二階堂黎人『悪霊の館』

二階堂蘭子シリーズの作品「悪霊の館」の紹介と感想など。

ネタバレ有無両対応です。

作品紹介

資産家の一族が暮らす「悪霊館」で老女の遺言を発端に起こる猟奇的事件。

魔術的な装飾に彩られた密室の首なし死体、館を徘徊する甲冑と女の亡霊

憎み合う一族の面々、警察の介入を拒む当主の真意は?

悪霊の正体と隠された館の真実を求めて蘭子が動き出す

色々楽しめる風呂敷の広い作品です。

感想

今作を読み終えてまず感じたのが、非常に多くの要素を持つ作品だったことです。

メインとなる殺人から金持ち一族の確執に、舞台となる悪霊館自体に秘められた謎。

さらに本作では幕間の小話があり、蘭子による「密室講義」も繰り広げられます。

ミステリー好きには嬉しいモノがたくさん詰まった作品といえるのではないでしょうか。

割と分量のある作品で、少しごちゃごちゃしている感じも受けましたが、決して読みにくさはなく、むしろドンドン読み進めることができました。

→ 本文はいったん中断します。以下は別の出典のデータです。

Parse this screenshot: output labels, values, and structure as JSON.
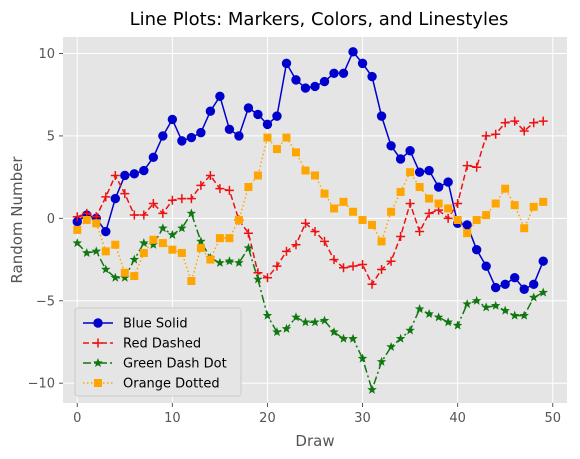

ただし振り返ってみると、分量のわりには強く印象に残るようなことがあまりなく、浅く広い作風、悪く言えばまとまりのないような感じもします。

個人的にはこれまでのシリーズと比較すると若干落ちるかなぐらいの評価、無論面白かったです。


以下ネタバレを含む内容。私は時に《真実》の隠匿者なのです

開く

本作の大きな柱となるのが密室の謎と死体の身元についての謎でしょう。

密室破りは派手さこそありませんが、きっちりと仕上げられており装飾によるカモフラージュとの兼合いも見事だと思いました。

死体を活用した入れ替わりについては相当な手際の良さではありますが、やはり読者としては真っ先に疑っていく箇所なので意外性は薄かったですね。

面白かったのが時計塔からの墜落事件の方です。事件の本筋へのノイズの役割を果たしつつ、悪霊館の謎と密接に結びついていていく構成。

相当に困難ではありますが、ここまで推理できればとても気持ちが良いでしょうね。

上述したように、少しごちゃついている感じは受けます。

登場人物の多さに対して各人が十分に描写されないまま、どんどん事件が進んでいくので、あまり移入することができなかった点は不満でした。

外部での警察の捜査などよりは、もっと事件の舞台に焦点を当てる方が私は好みですね。

事件後の蘭子によるさらなる考察は毎回楽しみにしていますが、終盤まで見えない部分が多すぎたのでカタルシスは弱め、オカルト要素もインパクトが小さかったです。

総じて惜しい部分が見える作品でもあったと思います。

次巻は本当に楽しみにしていた作品なので気合い入れて挑みたいです。